Обшитая бронёй, опутанная трубами, домна провожала нас, всхлипывая по-бабьи и отмахивая на прощанье воздух белым платом из пара и дыма: "До свиданья, мальчики!"
– Прощай, пузатая блядь! – кто-то из наших, оглянувшись, вскинул в ржавчине и мазуте руку, и заводской автобус повёз нас в городскую баню отпаривать трудовые мозоли.
Из Тамбова уезжали по осени, а вернулись к майским праздникам. Накопились за переработку уйма отгулов, и надо было их прогулять на славу. Благо деньги за командировку получились хорошие. В городском саду на открытой веранде под водочку вольным воздухом дышалось во все молодые лёгкие, как говорится в той поговорке: "И елось, и пилось, и хотелось, и моглось".
Вот тогда-то и вспомнилось о рабочей девушке по имени Котлетка. Надо бы заглянуть в женское, действительно отстроенное к празднику Восьмое Марта общежитие.

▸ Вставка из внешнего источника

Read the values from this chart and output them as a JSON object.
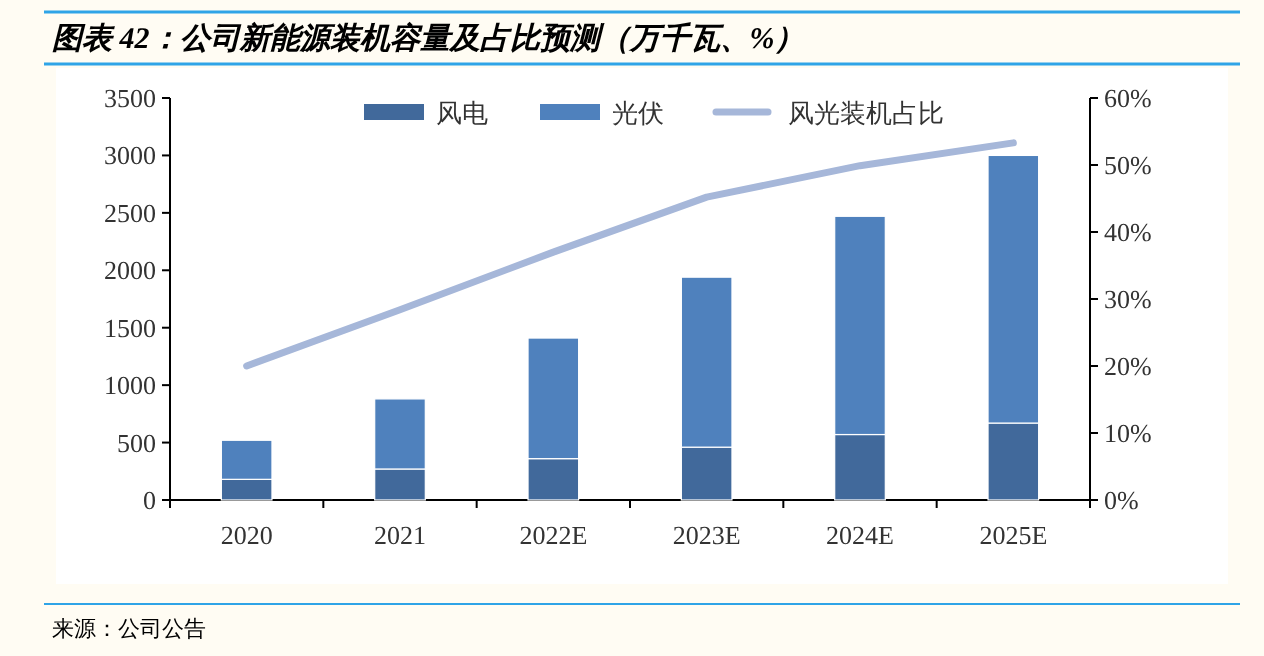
{
  "chart_data": {
    "type": "bar",
    "title": "图表 42：公司新能源装机容量及占比预测（万千瓦、%）",
    "categories": [
      "2020",
      "2021",
      "2022E",
      "2023E",
      "2024E",
      "2025E"
    ],
    "stacked": true,
    "legend": "top",
    "series": [
      {
        "name": "风电",
        "color": "#41699b",
        "values": [
          180,
          270,
          360,
          460,
          570,
          670
        ]
      },
      {
        "name": "光伏",
        "color": "#4f81bd",
        "values": [
          340,
          610,
          1050,
          1480,
          1900,
          2330
        ]
      },
      {
        "name": "风光装机占比",
        "type": "line",
        "axis": "y2",
        "color": "#a6b7d9",
        "values": [
          20,
          28.4,
          37,
          45.2,
          49.9,
          53.3
        ]
      }
    ],
    "ylim": [
      0,
      3500
    ],
    "yticks": [
      0,
      500,
      1000,
      1500,
      2000,
      2500,
      3000,
      3500
    ],
    "y2lim": [
      0,
      60
    ],
    "y2ticks": [
      {
        "value": 0,
        "label": "0%"
      },
      {
        "value": 10,
        "label": "10%"
      },
      {
        "value": 20,
        "label": "20%"
      },
      {
        "value": 30,
        "label": "30%"
      },
      {
        "value": 40,
        "label": "40%"
      },
      {
        "value": 50,
        "label": "50%"
      },
      {
        "value": 60,
        "label": "60%"
      }
    ],
    "annotations": [
      "来源：公司公告"
    ]
  }
}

Заглянул. И по привычке шагнул за дощатый турникет, но зычный голос вахтёрши поверг меня в шок:
– Это почему я не могу навестить своих родственников, – возмутился я, – у меня здесь полдеревни в родне!
– Давай, давай, вали отсюдова, хахаль недозрелый! Тоже мне родню нашёл: лысуху, между ног присуху! В милицию захотел?

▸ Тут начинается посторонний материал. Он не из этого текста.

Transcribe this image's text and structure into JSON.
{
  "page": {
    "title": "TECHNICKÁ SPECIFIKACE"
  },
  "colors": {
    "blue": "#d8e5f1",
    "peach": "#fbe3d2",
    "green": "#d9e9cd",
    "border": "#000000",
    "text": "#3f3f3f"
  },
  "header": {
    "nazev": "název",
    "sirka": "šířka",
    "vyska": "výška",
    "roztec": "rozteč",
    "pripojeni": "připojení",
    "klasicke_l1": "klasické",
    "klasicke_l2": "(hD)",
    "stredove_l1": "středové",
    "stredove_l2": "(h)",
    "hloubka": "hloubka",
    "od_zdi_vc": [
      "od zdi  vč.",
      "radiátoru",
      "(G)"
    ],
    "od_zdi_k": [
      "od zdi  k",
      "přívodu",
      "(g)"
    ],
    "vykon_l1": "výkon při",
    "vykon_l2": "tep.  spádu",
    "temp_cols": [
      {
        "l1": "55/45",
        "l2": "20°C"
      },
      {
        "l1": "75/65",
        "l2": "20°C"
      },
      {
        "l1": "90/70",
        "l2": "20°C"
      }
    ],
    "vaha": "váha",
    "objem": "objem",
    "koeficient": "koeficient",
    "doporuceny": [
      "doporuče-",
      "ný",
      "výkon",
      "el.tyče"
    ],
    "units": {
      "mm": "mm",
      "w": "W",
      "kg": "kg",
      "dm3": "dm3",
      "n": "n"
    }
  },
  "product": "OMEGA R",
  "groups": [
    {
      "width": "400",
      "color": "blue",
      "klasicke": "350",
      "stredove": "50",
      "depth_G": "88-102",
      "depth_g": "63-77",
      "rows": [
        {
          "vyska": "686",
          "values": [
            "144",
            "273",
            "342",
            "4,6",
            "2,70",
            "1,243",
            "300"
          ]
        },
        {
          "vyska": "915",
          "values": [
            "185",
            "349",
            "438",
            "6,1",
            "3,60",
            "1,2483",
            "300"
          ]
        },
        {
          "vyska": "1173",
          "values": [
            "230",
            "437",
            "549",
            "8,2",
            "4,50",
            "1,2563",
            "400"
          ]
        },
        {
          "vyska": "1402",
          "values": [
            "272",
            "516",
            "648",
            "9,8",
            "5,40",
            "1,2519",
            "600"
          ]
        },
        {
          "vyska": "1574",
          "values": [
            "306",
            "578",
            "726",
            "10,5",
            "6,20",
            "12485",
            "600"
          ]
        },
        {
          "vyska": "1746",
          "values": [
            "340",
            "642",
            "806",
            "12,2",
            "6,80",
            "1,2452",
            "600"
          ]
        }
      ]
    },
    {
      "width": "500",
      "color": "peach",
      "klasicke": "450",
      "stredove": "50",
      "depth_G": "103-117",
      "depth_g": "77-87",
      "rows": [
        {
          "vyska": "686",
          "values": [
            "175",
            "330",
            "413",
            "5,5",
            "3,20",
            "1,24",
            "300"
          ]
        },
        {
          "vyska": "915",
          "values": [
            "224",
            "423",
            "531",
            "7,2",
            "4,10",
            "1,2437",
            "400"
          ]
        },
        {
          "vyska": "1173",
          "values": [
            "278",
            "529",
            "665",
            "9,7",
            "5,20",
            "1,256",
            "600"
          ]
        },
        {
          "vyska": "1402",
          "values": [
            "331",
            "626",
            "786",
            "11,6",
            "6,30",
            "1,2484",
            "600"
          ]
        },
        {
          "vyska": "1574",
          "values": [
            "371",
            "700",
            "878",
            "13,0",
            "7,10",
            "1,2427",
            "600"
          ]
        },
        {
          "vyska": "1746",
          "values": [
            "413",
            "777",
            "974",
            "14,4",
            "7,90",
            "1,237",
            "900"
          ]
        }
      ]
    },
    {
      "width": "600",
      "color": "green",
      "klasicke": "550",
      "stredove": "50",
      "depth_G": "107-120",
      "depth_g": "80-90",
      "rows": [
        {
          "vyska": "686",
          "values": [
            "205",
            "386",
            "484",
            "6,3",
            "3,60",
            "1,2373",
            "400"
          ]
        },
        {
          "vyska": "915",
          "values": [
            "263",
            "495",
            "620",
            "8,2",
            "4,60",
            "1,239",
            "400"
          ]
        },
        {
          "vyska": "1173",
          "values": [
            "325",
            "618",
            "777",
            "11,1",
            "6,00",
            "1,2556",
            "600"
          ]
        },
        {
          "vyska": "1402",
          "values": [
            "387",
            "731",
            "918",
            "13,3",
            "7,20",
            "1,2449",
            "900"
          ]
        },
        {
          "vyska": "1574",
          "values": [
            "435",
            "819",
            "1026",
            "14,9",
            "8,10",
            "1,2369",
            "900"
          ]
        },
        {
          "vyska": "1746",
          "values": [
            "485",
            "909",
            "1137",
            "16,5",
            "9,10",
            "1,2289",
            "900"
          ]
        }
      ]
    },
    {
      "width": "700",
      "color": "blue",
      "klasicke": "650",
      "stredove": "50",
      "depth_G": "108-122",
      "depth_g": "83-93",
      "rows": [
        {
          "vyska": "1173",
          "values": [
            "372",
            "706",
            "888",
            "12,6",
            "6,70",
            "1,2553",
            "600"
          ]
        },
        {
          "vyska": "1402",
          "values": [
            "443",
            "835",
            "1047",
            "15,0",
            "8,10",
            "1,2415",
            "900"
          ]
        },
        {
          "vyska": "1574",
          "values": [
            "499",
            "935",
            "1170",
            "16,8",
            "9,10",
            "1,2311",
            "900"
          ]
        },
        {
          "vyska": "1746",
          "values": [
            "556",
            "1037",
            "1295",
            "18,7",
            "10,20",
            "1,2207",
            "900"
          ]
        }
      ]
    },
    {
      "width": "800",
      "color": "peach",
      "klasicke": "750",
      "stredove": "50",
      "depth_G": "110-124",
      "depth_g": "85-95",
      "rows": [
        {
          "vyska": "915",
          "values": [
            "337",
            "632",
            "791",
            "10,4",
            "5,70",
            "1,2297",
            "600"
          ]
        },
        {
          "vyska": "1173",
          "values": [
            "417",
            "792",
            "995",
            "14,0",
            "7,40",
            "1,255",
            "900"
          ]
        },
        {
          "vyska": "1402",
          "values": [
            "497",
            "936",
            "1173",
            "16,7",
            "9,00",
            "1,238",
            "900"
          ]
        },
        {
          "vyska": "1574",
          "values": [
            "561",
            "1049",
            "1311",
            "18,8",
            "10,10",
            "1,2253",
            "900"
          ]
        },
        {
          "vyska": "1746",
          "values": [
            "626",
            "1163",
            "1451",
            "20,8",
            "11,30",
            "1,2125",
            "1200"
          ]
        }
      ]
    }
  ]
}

На милицию у меня всегда была аллергия. И я тут же перешёл на мирный тон:
– Послушай, мать, девушку мне надо тут одну навестить. Пропусти, а?
– Вот так бы и сказал! А то – родня, родня… Давай паспорт! К которой пришёл-то? – вахтёрша из прошлых заводских активисток тридцатых годов изучающе посмотрела мне в глаза.
Я нарочито громко захлопал по карманам:
– Да к Нинке я! К Нинке! – называл первое, что пришло на ум, зная, что среди сотен русских девчат наверняка такое имя найдётся.
– Да вот она, Нинка-то твоя, – указала старая комсомолка-активистка на лестницу, по которой спускалась, действительно, она, Котлетка. Только теперь волосы её были коротко пострижены и все в кудряшках, в химической завивке.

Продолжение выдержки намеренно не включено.